After the exploration we can evaluate the final policy and value functions:

In [None]:
for trial in range(400):
    s = np.array([0,0,1,0,0])
    for t in range(0,5):
        if terminal_state(s): break
        if trial > 30 and invT > 0.1: invT -= 0.001
        prediction=model.predict(s.reshape(1,5), steps=1, verbose=0)
        aidx=np.argmax(prediction)
        if np.random.rand() < invT: aidx=1-aidx
        a=2*aidx-1
        next_s = tau(s,a)
        if terminal_state(next_s):
            y = rho(next_s)
        else:
            y = gamma*np.max(model.predict(next_s.reshape(1,5), steps=1, verbose=0))
            prediction[0, aidx]=y
            model.fit(s.reshape(1,5), prediction, epochs=1, verbose=0)
            s = np.copy(next_s)

### 11.4.7. Neural implementations of TD learning

TD learning updates value estimates based on the difference between consecutive time steps, rather than waiting for the final reward at the end of an episode. The key idea is to learn from incomplete episodes by bootstrapping (updating estimates using other estimates). Given this incremental feature of updating its values at every step, it becomes more sample-efficient than e.g., Monte Carlo methods.

TD learning provides a computational model of reward-based learning that aligns to an extent with biological reinforcement mechanisms in behavior (e.g., Rescorla-Wagner) and the brain (e.g., Schulz et al., 1997).

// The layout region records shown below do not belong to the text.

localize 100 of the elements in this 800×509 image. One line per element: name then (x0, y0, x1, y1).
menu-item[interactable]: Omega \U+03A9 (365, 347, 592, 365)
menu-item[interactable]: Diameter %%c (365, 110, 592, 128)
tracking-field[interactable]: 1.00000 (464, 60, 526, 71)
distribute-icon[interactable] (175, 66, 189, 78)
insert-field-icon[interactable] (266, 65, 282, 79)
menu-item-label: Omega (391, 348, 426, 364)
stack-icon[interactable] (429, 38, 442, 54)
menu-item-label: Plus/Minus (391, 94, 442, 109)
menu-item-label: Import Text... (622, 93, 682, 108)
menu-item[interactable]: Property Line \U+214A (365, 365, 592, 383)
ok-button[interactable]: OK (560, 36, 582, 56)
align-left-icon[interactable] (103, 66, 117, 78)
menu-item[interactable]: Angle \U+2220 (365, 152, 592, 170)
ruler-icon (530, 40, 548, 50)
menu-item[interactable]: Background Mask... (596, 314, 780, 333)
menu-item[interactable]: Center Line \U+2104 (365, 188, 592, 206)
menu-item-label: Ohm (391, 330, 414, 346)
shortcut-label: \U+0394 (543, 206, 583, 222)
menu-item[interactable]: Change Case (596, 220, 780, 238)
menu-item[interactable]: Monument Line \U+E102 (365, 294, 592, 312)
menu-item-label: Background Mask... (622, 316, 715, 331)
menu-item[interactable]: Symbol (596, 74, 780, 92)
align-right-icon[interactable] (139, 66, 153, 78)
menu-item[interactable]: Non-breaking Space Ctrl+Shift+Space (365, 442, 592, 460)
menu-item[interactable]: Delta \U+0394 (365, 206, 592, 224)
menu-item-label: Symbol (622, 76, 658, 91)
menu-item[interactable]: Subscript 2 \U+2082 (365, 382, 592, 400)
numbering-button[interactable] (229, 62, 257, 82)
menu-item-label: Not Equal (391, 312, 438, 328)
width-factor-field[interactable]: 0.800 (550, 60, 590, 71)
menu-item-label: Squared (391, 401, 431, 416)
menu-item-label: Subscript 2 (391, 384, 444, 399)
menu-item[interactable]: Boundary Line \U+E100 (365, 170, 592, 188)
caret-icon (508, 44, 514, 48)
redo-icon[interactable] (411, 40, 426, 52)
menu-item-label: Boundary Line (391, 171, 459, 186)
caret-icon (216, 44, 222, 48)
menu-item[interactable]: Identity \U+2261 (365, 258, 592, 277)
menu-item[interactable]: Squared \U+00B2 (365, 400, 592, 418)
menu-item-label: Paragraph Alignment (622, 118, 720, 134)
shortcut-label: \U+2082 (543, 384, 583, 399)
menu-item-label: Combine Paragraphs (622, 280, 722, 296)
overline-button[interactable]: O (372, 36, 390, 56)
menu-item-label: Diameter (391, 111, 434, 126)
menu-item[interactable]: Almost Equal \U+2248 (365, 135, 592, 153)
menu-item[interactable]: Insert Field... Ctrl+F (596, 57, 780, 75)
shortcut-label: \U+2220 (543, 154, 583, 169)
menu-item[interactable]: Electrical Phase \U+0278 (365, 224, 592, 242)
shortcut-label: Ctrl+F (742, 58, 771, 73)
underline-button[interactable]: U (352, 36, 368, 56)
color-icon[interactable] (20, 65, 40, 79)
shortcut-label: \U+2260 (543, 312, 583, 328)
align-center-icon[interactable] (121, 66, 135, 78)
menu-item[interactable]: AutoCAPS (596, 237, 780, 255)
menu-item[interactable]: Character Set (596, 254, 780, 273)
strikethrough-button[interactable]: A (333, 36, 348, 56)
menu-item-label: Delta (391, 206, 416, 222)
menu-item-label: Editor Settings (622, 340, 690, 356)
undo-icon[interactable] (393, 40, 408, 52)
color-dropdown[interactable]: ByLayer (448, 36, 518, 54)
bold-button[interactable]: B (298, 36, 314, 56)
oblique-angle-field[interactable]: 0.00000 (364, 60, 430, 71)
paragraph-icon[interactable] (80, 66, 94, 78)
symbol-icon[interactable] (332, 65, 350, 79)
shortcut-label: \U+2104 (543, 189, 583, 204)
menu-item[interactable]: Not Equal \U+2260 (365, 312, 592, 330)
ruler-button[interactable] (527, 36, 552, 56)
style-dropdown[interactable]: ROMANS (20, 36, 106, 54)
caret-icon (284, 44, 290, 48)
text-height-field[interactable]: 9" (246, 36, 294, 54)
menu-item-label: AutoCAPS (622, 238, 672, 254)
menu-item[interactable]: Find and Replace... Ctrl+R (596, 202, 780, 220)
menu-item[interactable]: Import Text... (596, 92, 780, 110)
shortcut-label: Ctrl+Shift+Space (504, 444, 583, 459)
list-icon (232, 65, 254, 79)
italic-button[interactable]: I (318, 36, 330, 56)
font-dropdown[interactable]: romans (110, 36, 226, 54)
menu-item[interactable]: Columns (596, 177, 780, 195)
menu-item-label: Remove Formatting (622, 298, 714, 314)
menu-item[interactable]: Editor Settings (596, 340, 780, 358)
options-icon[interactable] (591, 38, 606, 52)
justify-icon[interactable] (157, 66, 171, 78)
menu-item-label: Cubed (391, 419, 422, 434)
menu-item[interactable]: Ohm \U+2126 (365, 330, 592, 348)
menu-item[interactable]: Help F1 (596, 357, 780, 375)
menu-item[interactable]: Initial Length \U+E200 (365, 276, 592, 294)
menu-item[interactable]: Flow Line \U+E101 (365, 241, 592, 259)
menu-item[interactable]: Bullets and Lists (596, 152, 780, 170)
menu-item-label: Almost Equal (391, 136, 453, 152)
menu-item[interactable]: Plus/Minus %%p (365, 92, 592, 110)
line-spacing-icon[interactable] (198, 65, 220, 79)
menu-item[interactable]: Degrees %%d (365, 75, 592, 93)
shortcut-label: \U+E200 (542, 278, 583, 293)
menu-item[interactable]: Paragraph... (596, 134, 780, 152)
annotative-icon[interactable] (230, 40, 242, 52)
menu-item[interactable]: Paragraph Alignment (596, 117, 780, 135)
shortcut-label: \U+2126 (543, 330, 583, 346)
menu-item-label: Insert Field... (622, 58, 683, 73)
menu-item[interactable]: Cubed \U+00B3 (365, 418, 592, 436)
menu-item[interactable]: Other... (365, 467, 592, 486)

The dopamine system plays a crucial role in encoding prediction errors, while the basal ganglia and cortex help store and update learned values, enabling adaptive behavior.

In [None]:
gamma=0
w=np.zeros(10)
Z=np.zeros((100,6)); rhatREC=np.zeros(100)
x=np.random.rand(10,6)
r=np.array([0,0,1,0,0.5,0])

for trial in range(100):
    V=0
    for t in range(1,6):
        Vlast=V
        V=w@x[:,t]
        rhat=r[t-1]+gamma*V-Vlast
        w=w+0.1*rhat*x[:,t-1]
        Z[trial,t-1]=Vlast
        rhatREC[trial]=rhatREC[trial]+rhat
plt.figure(); plt.plot(Z[-1,:])
plt.figure(); plt.plot(rhatREC/5)

TD learning has the ability of **transferring the reward response to earlier predictive cues** (conditioned stimuli), and such characteristic neural responses where discovered by Schulz et al. (1997) in dopaminergic neurons in some areas of the midbrain called the Ventral Tegmental Area (VTA) and the Substantia Nigra (SN).

Such reward-response transfer to the conditioned stimulus is simulated in the code below.

In [None]:
gamma=1
w=np.zeros(20); Z=np.zeros((30,21))

for trial in range(30):
    x=np.zeros(20); V=0;
    for t in range(1,20):
        xlast=np.copy(x)
        Vlast=V
        x[t]=x[t-1] # shift visual memory
        x[t-1]=0
        if t==2: x[t]=1 # vis onset
        print(t,x) 
        V=w@x
        rhat=gamma*V-Vlast
        w=w+1*rhat*xlast
        Z[trial,t]=rhat
    rhat=1-V # last time gets reward
    w=w+1*rhat*x
    Z[trial, t+1]=rhat
plt.imshow(Z, cmap='binary')

## Homework
Due Monday, Mar. 31, 13.00. Send to jperez@bcbl.eu in either .doc, .txt, or just by inserting it in the markdown cell below and sending me a copy of this notebook
1. Do you see the fundamentals of reinforcement learning (e.g., state, reward, actions) as more based on behavioral or neurobiological foundations? Or both? Develop a bit your response ;)
2. What elements for learning do you see that temporal difference includes? Do you see those elements leaning more towards the reward-driven learning or also as elements for predictive processing/learning? It can be just your impression and thoughts from a first glance at the chapter! 
3. Can you speculate on a potential model that uses reinforcement learning to explore/simulate a language process (e.g., vocabulary learning, speech tracking, morphological processing?)